Под наблюдением окружного прокурора и его помощника она снова набрала Танин номер. Дорис старалась дозвониться до Тани или до того, кто снимет трубку, но в ответ — лишь длинные гудки.

— Не отвечает.

Стеклянные двери кабинета распахнулись, и в комнату вбежала молодая женщина.

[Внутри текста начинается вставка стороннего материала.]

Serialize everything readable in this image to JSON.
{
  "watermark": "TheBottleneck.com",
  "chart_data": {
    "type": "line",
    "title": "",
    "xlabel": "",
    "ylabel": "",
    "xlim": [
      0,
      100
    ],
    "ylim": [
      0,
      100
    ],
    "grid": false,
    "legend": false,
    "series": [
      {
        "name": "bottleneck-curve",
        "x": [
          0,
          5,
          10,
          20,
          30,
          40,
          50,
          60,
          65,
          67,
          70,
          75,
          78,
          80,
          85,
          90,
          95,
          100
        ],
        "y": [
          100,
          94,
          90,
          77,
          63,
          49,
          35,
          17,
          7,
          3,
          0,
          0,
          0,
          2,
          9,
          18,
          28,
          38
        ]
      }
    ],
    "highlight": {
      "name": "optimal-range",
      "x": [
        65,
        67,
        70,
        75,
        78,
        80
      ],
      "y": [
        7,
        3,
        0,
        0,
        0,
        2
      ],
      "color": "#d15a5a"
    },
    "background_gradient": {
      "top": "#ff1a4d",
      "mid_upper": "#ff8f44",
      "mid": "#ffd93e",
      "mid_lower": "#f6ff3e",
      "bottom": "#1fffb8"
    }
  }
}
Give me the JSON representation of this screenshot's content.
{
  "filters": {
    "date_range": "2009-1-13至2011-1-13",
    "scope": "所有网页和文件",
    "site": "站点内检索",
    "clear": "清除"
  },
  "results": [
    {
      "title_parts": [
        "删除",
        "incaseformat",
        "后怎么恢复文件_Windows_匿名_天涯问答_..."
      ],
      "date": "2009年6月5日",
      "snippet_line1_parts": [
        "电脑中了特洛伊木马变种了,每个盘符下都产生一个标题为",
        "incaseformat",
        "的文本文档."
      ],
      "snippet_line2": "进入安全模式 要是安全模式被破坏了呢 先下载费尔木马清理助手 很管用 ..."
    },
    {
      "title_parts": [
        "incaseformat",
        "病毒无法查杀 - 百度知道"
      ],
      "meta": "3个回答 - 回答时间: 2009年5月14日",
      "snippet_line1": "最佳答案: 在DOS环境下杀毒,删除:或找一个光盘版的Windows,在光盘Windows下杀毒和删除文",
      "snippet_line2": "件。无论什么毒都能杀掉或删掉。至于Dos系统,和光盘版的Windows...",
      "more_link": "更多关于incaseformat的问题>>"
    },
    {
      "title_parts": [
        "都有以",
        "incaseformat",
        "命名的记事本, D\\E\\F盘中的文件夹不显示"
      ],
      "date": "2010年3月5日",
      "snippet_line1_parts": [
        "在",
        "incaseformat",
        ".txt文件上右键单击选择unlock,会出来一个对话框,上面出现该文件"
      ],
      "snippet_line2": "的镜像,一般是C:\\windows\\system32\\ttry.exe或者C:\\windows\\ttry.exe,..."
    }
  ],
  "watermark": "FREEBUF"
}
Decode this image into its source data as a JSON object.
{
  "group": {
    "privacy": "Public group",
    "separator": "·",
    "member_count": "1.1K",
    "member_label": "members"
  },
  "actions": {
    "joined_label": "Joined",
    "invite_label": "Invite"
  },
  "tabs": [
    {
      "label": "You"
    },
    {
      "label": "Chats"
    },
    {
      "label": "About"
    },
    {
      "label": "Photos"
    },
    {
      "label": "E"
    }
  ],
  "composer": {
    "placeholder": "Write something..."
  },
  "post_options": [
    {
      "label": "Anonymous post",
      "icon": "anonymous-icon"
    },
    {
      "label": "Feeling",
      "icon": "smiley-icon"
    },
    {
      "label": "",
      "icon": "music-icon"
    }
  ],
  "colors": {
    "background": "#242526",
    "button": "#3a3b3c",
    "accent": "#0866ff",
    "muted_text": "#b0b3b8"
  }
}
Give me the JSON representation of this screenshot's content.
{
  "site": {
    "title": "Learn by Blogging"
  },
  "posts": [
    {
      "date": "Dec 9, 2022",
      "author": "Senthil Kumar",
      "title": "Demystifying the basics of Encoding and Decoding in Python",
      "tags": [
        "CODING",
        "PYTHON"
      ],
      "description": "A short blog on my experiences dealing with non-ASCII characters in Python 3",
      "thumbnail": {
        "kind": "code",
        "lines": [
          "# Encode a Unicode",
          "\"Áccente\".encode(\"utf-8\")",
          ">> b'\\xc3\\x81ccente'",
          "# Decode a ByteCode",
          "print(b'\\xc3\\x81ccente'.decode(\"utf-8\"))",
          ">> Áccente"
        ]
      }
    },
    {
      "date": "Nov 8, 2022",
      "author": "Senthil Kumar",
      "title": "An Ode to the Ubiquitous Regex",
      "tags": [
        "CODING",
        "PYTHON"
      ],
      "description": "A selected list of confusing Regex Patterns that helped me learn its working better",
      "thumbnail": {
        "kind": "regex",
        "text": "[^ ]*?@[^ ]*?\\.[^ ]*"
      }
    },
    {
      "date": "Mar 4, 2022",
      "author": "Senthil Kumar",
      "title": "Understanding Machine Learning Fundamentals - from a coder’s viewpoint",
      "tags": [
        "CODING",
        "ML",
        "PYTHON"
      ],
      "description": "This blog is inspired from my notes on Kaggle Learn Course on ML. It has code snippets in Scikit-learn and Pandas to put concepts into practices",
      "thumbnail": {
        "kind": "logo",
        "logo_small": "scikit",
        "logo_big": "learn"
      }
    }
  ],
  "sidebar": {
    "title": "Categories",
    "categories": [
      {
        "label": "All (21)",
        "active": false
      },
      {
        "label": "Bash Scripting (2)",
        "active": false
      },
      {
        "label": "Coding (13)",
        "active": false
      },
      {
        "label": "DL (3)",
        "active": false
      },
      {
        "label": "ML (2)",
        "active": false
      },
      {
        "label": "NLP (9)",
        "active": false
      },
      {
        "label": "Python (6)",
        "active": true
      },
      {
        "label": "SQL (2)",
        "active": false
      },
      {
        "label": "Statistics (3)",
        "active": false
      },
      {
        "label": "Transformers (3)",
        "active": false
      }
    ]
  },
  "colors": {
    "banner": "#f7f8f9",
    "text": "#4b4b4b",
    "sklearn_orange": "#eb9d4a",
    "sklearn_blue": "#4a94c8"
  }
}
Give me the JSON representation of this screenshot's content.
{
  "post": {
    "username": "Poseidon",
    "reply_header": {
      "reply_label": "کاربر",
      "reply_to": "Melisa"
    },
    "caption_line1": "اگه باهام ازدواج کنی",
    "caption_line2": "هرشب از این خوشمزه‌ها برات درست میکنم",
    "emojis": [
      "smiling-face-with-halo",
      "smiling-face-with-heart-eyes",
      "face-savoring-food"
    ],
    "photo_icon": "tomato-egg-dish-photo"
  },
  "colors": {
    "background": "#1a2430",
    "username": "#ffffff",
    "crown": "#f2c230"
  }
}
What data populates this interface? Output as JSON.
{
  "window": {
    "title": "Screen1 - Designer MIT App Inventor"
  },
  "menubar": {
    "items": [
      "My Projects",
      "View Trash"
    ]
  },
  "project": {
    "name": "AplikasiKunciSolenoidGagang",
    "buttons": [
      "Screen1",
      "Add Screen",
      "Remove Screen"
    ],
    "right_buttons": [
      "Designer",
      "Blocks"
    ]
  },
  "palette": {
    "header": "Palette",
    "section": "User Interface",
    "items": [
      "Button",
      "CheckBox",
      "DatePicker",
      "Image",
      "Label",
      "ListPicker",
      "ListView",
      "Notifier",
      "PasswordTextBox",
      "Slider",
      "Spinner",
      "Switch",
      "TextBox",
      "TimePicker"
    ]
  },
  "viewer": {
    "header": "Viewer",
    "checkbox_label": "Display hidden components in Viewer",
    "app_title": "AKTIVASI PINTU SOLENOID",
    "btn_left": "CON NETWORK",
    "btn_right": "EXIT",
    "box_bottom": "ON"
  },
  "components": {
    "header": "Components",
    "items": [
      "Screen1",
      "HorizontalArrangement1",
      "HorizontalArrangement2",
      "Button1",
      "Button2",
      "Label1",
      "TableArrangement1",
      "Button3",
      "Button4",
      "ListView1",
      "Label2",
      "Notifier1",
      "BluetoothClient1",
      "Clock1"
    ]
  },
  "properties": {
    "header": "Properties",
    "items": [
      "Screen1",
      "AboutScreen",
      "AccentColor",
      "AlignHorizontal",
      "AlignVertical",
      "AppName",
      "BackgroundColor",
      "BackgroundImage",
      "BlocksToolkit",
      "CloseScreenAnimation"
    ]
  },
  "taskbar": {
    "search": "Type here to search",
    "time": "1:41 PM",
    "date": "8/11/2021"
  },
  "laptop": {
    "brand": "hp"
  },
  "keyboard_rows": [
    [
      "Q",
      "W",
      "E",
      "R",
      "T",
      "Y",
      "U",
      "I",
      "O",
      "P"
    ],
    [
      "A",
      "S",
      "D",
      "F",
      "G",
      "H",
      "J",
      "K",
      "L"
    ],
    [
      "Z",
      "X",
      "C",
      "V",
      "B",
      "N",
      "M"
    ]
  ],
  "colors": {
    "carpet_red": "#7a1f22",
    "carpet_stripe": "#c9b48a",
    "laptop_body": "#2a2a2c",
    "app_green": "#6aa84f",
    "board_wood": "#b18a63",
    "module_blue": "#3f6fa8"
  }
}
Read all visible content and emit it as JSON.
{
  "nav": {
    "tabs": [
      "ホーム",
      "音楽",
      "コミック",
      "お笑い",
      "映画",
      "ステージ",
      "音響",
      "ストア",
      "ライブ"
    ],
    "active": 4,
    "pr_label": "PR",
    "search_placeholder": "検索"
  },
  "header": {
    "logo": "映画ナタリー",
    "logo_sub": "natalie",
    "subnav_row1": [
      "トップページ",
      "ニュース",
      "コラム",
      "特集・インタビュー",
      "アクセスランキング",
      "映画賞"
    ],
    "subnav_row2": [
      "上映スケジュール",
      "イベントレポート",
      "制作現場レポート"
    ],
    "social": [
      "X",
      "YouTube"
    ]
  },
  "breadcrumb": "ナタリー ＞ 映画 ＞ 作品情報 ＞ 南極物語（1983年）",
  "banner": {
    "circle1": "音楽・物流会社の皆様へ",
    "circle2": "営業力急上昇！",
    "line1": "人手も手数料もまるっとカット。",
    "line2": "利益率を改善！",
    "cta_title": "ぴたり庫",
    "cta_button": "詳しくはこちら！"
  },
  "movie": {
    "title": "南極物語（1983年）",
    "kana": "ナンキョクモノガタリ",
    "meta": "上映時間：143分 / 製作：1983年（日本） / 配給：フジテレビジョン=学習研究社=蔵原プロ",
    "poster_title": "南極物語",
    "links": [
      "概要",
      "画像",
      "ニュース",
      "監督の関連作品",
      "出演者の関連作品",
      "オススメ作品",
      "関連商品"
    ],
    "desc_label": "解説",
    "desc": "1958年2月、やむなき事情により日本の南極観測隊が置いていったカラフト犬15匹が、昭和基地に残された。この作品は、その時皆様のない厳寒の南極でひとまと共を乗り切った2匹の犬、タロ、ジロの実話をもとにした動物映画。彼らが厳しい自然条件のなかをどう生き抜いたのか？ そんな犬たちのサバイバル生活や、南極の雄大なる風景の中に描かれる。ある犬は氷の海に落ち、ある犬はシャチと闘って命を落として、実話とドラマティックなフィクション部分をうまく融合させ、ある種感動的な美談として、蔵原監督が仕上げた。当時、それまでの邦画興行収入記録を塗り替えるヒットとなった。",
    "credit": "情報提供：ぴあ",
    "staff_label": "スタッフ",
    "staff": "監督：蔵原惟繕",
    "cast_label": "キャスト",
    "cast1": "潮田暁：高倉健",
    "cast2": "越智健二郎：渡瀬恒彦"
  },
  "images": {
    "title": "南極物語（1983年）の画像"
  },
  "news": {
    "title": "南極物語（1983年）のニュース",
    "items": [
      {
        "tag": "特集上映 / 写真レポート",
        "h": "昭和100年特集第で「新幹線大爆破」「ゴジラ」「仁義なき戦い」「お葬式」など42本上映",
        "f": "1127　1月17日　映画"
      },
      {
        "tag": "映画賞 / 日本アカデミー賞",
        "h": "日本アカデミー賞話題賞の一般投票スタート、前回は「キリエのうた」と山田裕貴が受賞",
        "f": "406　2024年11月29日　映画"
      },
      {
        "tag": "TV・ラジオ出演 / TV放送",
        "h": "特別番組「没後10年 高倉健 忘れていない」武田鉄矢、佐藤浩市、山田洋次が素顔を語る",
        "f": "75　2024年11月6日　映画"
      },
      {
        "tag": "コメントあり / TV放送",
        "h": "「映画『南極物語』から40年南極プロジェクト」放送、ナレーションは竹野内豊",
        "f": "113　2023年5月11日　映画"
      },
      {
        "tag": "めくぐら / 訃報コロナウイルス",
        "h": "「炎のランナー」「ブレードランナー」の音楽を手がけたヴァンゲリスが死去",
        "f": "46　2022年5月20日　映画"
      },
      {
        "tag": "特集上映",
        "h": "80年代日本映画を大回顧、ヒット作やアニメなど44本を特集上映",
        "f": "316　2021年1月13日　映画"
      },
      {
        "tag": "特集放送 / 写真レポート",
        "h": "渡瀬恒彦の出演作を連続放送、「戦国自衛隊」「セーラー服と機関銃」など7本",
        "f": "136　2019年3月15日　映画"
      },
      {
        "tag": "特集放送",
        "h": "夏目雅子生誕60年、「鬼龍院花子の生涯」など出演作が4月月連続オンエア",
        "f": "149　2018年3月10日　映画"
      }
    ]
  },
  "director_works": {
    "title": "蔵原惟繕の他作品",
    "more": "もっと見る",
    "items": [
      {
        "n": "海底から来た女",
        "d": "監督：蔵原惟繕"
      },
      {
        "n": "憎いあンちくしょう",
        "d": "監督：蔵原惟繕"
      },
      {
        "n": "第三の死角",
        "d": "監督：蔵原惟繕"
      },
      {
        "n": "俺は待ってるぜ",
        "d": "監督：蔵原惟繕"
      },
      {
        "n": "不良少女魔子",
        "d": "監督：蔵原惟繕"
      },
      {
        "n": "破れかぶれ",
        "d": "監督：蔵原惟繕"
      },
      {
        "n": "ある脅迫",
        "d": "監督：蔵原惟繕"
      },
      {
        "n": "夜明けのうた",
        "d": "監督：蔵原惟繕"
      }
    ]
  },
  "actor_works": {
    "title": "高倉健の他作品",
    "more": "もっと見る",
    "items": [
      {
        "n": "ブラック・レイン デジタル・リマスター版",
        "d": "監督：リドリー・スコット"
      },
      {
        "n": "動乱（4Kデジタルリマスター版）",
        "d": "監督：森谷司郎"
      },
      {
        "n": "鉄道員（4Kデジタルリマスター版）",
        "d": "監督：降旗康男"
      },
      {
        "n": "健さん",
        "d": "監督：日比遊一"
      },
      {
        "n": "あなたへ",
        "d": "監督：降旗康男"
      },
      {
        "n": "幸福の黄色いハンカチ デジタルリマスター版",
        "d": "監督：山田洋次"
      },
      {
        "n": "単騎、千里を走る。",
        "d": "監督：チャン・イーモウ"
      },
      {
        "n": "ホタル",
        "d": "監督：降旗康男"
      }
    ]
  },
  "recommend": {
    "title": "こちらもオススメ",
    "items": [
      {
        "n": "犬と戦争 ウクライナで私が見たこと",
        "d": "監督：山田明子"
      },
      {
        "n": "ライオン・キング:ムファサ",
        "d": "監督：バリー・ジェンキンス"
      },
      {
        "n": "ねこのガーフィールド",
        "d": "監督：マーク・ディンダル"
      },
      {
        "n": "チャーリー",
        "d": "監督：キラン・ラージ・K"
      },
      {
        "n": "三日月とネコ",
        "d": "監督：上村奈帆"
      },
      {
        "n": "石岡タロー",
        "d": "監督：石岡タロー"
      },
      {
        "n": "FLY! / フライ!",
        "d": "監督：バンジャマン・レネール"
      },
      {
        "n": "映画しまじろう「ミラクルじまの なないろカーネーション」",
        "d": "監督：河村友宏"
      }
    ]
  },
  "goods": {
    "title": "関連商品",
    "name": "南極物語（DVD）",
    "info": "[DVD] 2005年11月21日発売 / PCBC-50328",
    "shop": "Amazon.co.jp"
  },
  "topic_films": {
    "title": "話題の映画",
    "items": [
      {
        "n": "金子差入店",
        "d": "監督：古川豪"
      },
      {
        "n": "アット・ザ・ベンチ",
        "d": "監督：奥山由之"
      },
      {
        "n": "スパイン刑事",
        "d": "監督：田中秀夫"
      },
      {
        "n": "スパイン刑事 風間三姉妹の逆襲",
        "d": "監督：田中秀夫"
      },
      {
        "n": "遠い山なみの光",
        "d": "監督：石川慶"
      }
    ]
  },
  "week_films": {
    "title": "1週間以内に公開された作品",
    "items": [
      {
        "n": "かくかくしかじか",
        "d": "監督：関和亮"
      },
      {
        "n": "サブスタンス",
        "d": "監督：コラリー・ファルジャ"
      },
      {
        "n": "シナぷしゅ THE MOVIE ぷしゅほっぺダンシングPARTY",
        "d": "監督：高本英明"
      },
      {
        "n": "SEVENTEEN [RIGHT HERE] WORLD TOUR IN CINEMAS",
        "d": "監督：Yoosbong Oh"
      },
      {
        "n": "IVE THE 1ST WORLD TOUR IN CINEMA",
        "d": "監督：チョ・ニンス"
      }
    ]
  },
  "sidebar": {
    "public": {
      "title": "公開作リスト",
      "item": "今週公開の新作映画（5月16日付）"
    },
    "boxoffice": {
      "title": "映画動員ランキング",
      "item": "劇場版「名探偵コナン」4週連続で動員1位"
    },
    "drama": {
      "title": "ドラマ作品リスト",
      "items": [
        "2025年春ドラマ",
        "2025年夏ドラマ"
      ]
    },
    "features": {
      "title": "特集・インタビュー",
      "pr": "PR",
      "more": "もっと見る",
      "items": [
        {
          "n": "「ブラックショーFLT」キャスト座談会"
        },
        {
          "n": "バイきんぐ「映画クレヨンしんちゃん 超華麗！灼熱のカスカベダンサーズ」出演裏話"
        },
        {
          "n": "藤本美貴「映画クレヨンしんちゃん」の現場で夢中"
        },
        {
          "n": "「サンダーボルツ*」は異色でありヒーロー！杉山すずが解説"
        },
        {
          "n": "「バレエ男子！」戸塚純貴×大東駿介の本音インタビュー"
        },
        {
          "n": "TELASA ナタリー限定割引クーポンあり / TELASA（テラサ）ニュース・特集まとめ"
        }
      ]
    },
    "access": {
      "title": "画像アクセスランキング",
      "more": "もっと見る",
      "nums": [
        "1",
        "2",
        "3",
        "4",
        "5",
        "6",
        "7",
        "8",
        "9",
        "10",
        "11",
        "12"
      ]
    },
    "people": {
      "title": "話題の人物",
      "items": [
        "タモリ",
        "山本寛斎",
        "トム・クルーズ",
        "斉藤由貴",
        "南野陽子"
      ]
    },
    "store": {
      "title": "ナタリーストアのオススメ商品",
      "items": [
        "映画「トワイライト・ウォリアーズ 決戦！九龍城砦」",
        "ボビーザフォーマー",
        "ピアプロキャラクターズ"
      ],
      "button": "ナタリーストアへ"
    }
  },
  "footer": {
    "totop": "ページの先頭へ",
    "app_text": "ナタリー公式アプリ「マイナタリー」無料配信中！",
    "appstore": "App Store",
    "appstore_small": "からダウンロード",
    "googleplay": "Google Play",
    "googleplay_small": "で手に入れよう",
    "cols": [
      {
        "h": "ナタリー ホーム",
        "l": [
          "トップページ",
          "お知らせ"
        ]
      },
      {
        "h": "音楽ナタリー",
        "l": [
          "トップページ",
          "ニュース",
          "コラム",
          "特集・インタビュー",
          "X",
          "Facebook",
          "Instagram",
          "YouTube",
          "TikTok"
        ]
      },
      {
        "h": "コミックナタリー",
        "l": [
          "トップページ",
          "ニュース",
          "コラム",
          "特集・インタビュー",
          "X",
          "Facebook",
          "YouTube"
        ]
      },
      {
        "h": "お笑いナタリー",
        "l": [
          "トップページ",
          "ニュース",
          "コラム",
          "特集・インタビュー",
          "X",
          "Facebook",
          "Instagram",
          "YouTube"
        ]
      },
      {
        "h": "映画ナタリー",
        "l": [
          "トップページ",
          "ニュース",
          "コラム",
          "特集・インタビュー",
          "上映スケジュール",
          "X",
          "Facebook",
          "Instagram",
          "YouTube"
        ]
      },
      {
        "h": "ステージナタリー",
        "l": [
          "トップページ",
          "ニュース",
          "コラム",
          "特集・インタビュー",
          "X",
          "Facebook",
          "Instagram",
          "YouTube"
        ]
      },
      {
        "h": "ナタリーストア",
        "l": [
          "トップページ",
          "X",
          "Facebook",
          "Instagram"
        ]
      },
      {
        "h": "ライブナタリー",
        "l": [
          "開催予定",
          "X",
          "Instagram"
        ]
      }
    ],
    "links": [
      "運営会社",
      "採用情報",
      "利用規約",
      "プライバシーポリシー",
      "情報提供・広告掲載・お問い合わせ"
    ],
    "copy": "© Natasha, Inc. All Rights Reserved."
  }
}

— Где мисс Уильямс? Мне нужно поговорить с ней. — Взгляд Лурдес Пеньи отчаянно метался с одной кабинки на другую, пока не остановился на Танином столе. Тот пустовал, жужжащий компьютер безмолвствовал. Ее портфеля не было на своем обычном месте — прислоненного к ножке стола. Не похоже, что она на работе.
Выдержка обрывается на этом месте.